ゆうちょ硬貨入金は損?ATMと窓口の無料枚数&裏ワザ解説【2026】
自宅の貯金箱にコツコツ貯めた小銭を郵便局へ持参し、窓口やATMで口座に入金しようとして、予想外の手数料に言葉を失った経験はないだろうか。「1円玉を100枚預けたら手数料が550円引かれ、実質マイナスになった」という悲鳴がSNSで拡散されて久しいが、硬貨の取り扱いをめぐる金融機関のルールは年々厳格化の一途をたどっている。
かつて「小銭の預け入れなら手数料無料のゆうちょ」と親しまれていた安心感は、もはや過去の遺物となった。2026年現在の金融環境において、無計画に硬貨を持ち込むと、預けた金額以上の手数料を差し引かれる「元本割れ」のリスクすら存在する。郵便局の窓口やATMで1円も損をしないために把握しておくべき硬貨入金の最新ルールと、手数料を完全に回避する実践的なテクニックを現場取材を交えて詳解する。
📌 【この記事の重要ポイントまとめ】
- 要点1:ゆうちょATMの硬貨入金は「1枚目から有料(最低110円〜)」であり、無料枠は一切存在しない。
- 要点2:窓口での預け入れは「1日50枚まで無料」だが、51枚以上は550円からの窓口手数料が発生し、同日の合算ルールが厳格に適用される。
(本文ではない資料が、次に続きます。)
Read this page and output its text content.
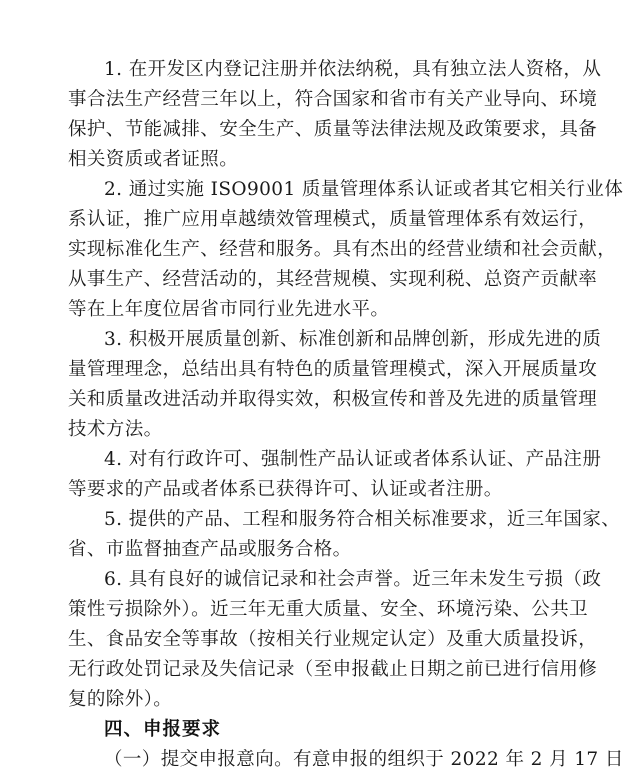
1. 在开发区内登记注册并依法纳税，具有独立法人资格，从
事合法生产经营三年以上，符合国家和省市有关产业导向、环境
保护、节能减排、安全生产、质量等法律法规及政策要求，具备
相关资质或者证照。
2. 通过实施 ISO9001 质量管理体系认证或者其它相关行业体
系认证，推广应用卓越绩效管理模式，质量管理体系有效运行，
实现标准化生产、经营和服务。具有杰出的经营业绩和社会贡献，
从事生产、经营活动的，其经营规模、实现利税、总资产贡献率
等在上年度位居省市同行业先进水平。
3. 积极开展质量创新、标准创新和品牌创新，形成先进的质
量管理理念，总结出具有特色的质量管理模式，深入开展质量攻
关和质量改进活动并取得实效，积极宣传和普及先进的质量管理
技术方法。
4. 对有行政许可、强制性产品认证或者体系认证、产品注册
等要求的产品或者体系已获得许可、认证或者注册。
5. 提供的产品、工程和服务符合相关标准要求，近三年国家、
省、市监督抽查产品或服务合格。
6. 具有良好的诚信记录和社会声誉。近三年未发生亏损（政
策性亏损除外）。近三年无重大质量、安全、环境污染、公共卫
生、食品安全等事故（按相关行业规定认定）及重大质量投诉，
无行政处罚记录及失信记录（至申报截止日期之前已进行信用修
复的除外）。
四、申报要求
（一）提交申报意向。有意申报的组织于 2022 年 2 月 17 日
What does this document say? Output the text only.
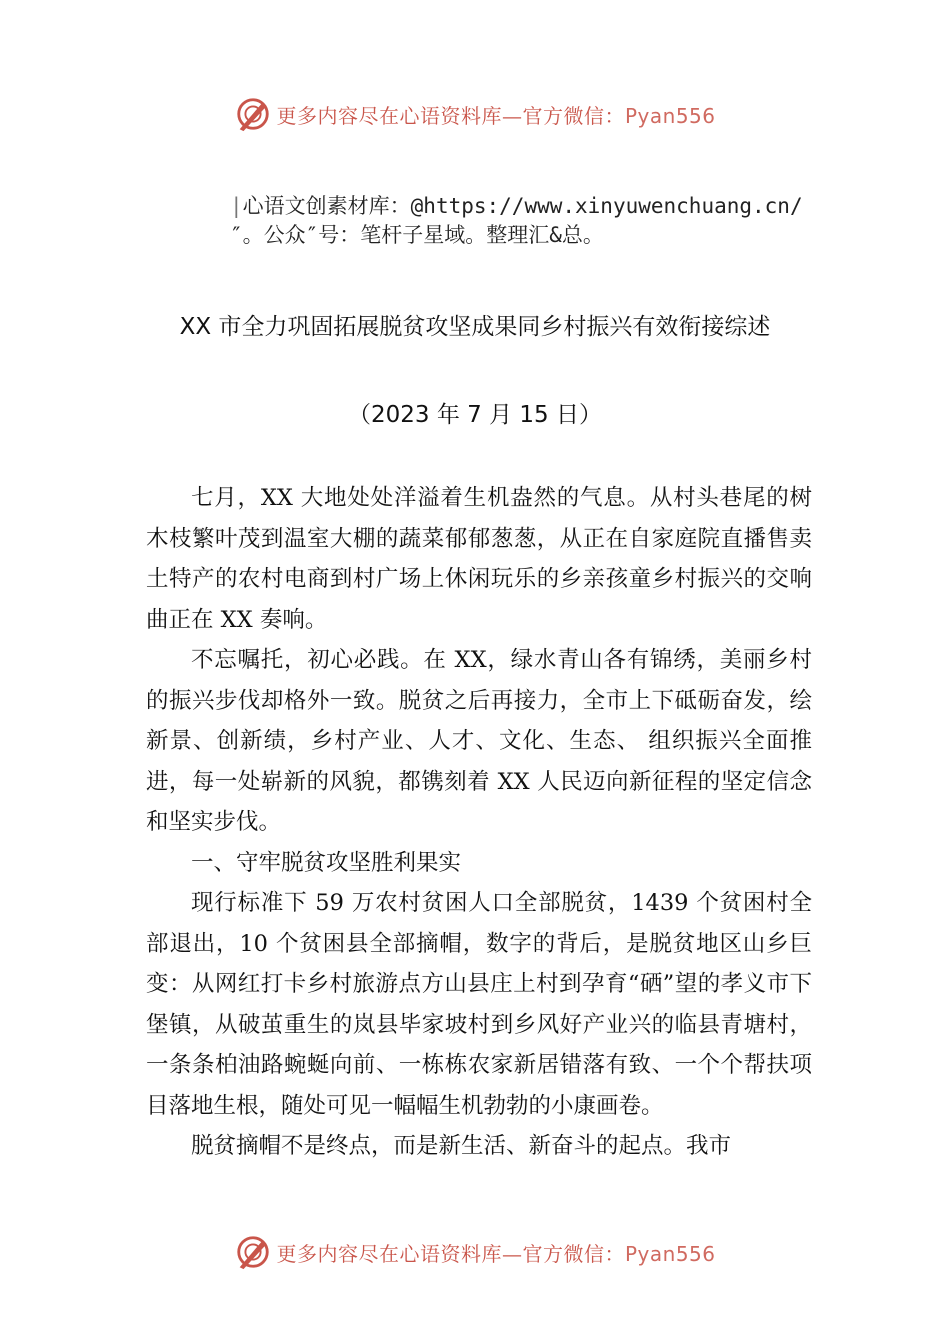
更多内容尽在心语资料库—官方微信：Pyan556
|心语文创素材库：@https://www.xinyuwenchuang.cn/″。公众″号：笔杆子星域。整理汇&总。
XX 市全力巩固拓展脱贫攻坚成果同乡村振兴有效衔接综述
（2023 年 7 月 15 日）

七月，XX 大地处处洋溢着生机盎然的气息。从村头巷尾的树木枝繁叶茂到温室大棚的蔬菜郁郁葱葱，从正在自家庭院直播售卖土特产的农村电商到村广场上休闲玩乐的乡亲孩童乡村振兴的交响曲正在 XX 奏响。

不忘嘱托，初心必践。在 XX，绿水青山各有锦绣，美丽乡村的振兴步伐却格外一致。脱贫之后再接力，全市上下砥砺奋发，绘新景、创新绩，乡村产业、人才、文化、生态、 组织振兴全面推进，每一处崭新的风貌，都镌刻着 XX 人民迈向新征程的坚定信念和坚实步伐。

一、守牢脱贫攻坚胜利果实

现行标准下 59 万农村贫困人口全部脱贫，1439 个贫困村全部退出，10 个贫困县全部摘帽，数字的背后，是脱贫地区山乡巨变：从网红打卡乡村旅游点方山县庄上村到孕育“硒”望的孝义市下堡镇，从破茧重生的岚县毕家坡村到乡风好产业兴的临县青塘村，一条条柏油路蜿蜒向前、一栋栋农家新居错落有致、一个个帮扶项目落地生根，随处可见一幅幅生机勃勃的小康画卷。

脱贫摘帽不是终点，而是新生活、新奋斗的起点。我市

更多内容尽在心语资料库—官方微信：Pyan556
- 要点3:土日祝日のATM硬貨取扱は完全停止しており、平日の対応時間や駅・商業施設設置ATMの機能制限にも事前の警戒が不可欠である。
【2026年最新】ゆうちょ硬貨入金ルール|ATMと窓口で「何枚まで無料」なのか?
硬貨預入を検討する利用者が真っ先に突き当たる疑問が、「結局のところ、何枚までなら無料で預けられるのか」という境界線である。結論から明かせば、ゆうちょATM小銭入金無料枚数は「0枚」、つまりATMでは硬貨を1枚入れた瞬間から手数料が差し引かれる。一方で、郵便局の窓口であれば「50枚まで無料」というセーフティネットが維持されている。
この二重基準を正しく認識していないと、ATMの方が手軽だからと小銭を投入し、預金額を超える手数料を徴収される事態に陥る。現行のゆうちょ銀行硬貨入金手数料は、利用するチャネルによって以下のように明確に分かれている。
| 項目・取扱区分 | 取扱枚数と手数料(税込) | 取扱可能時間・曜日 | 編集部の実務的評価 |
|---|---|---|---|
| ATM硬貨入金 (駅・商業施設を除く郵便局内ATM) | ・1〜25枚:110円 ・26〜50枚:220円 ・51〜100枚:330円 ※1回の投入上限は100枚まで | 平日 7:00〜18:00限定 (土日祝日は終日取扱不可) | 少額硬貨の入金は確実に元本割れ。硬貨のみの入金は絶対に避けるべき水準。 |
| 窓口での預け入れ (貯金窓口) | ・1〜50枚:無料 ・51〜100枚:550円 ・101〜500枚:825円 ・501〜1,000枚:1,100円 ※以降500枚ごとに550円加算 | 平日 9:00〜16:00 (一部大型店舗は18:00まで) | ゆうちょ小銭何枚まで無料かの答えは「50枚」。1日1回50枚以下の持ち込みが鉄則。 |
ATMの手数料体系でとりわけ注意したいのが、10円玉を10枚(100円)入金した場合でも、手数料として110円が差し引かれるため、口座残高が10円減るという逆転現象だ。システム上、投入金額を手数料が上回る場合はエラーとなって返却されるが、口座に十分な残高がある場合はそのまま手数料が引き落とされる。

歴史的経緯と背景|ゆうちょ小銭預払料金改定の理由
日本全国津々浦々にネットワークを持つ郵便局が、なぜこれほど厳格な手数料体系へと舵を切ったのか。時計の針を巻き戻すと、ゆうちょ銀行は2022年1月17日に「硬貨取扱料金」および「ATM硬貨を伴う預払手数料」を新設した。当時は「郵便局の小銭有料化ショック」として全国の寺社仏閣の賽銭管理やおもちゃ箱の小遣い貯金に直撃し、世論の激しい反発を呼んだ。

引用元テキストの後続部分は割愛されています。